Writing your 1st Research Paper

My experience from the 4-month long journey

Mehul Gupta
Data Science in your pocket
9 min readApr 27, 2021

--

https://www.enago.com/academy/writing-first-scientific-research-paper/

I have been in the AI industry for ~2 years now as a Data Scientist. I always wished to pen down a paper as soon as I joined the corporate world a couple of years back. One of the tasks on my bucket list

Why? As this is what ‘Scientists’ do !!

Right?

At least this is what I use to think earlier. Though, it took me nearly 1.5 years to start off with one. This one revolved around Information extraction from prescription images. I won’t be further elaborating on the paper but on the whole journey that started somewhere in October’20.

Before this, I wrote nearly 50 blogs around Data Science & AI, co-authored a paper (hence not a novice in writing !!) but never thought of penning down a paper as the corresponding author before my Team Lead pushed me into writing one.

So without wasting a penny, let's jump on to the

Rough paper structure

As we know any Paper has a certain format (basically a sequence of segments) that are required to be followed. The most common ones are

Abstract

Introduction

Methodology

Results

Discussion

References

We will talk about the essence of each one of them one by one:

Abstract

A sort of short summary covering:

What is the problem you’re solving & its relevance in the current world i.e. Background & Objective

Your methodology to counter this problem & what makes it unique from existing solutions (if any)

Results of your research (base metric on which you have evaluated your results)

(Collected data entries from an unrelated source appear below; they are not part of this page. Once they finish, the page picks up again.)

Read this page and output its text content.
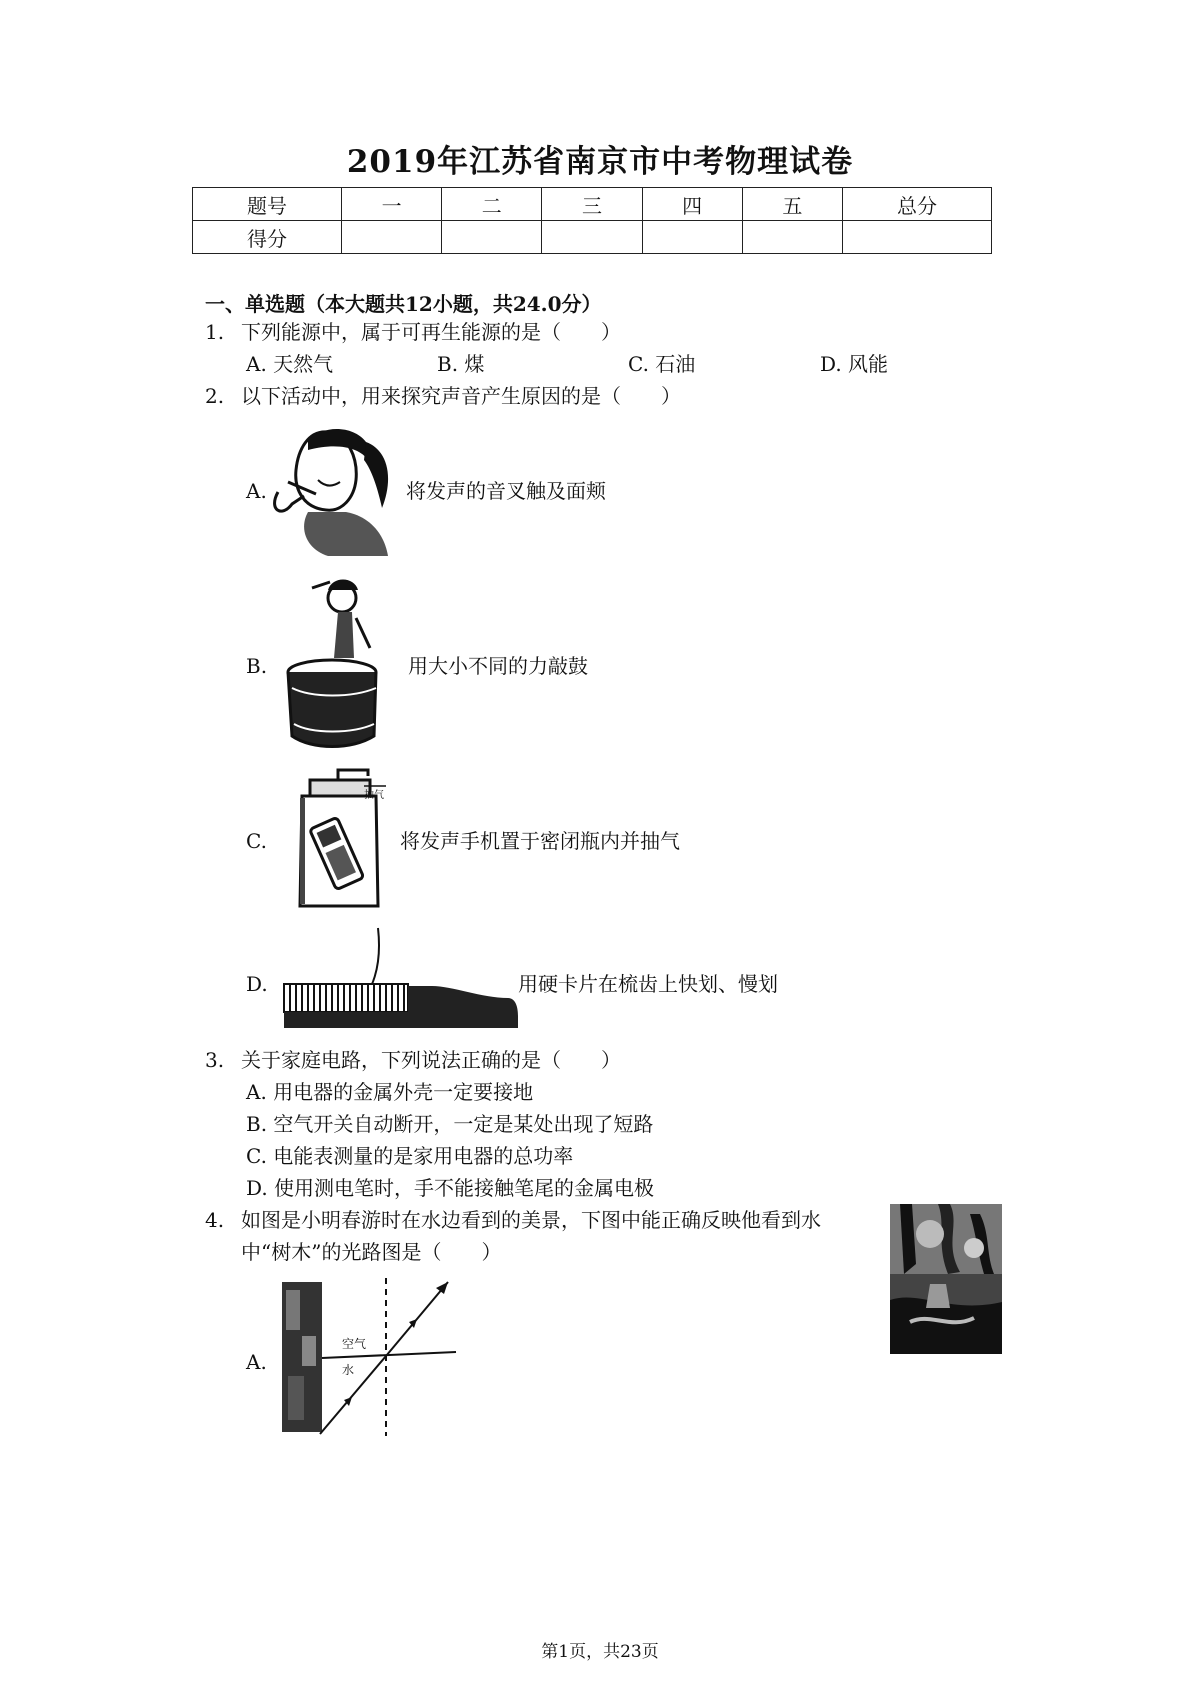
2019年江苏省南京市中考物理试卷
题号	一	二	三	四	五	总分
得分						
一、单选题（本大题共12小题，共24.0分）
1. 下列能源中，属于可再生能源的是（　　）
A. 天然气	B. 煤	C. 石油	D. 风能
2. 以下活动中，用来探究声音产生原因的是（　　）
A.	将发声的音叉触及面颊
B.	用大小不同的力敲鼓
C.
抽气
将发声手机置于密闭瓶内并抽气
D.	用硬卡片在梳齿上快划、慢划
3. 关于家庭电路，下列说法正确的是（　　）
A. 用电器的金属外壳一定要接地
B. 空气开关自动断开，一定是某处出现了短路
C. 电能表测量的是家用电器的总功率
D. 使用测电笔时，手不能接触笔尾的金属电极
4. 如图是小明春游时在水边看到的美景，下图中能正确反映他看到水
中“树木”的光路图是（　　）
A.
空气
水
第1页，共23页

Being the 1st section, it is the ‘make it’ or ‘break it’ section that decides whether the reader would further read it or not. Also, it's a no-nonsense section where we must refrain from writing down long stories. Let it be crisp & clear

Introduction

It’s that section that requires your story writing skills, a lot. Basically, this is the place where you set up the background for your problem. This may include a few key points to consider

  1. Problem background

Like, if I am presenting a paper on some algorithms to digitize prescriptions, it should have answers to the following questions (at least)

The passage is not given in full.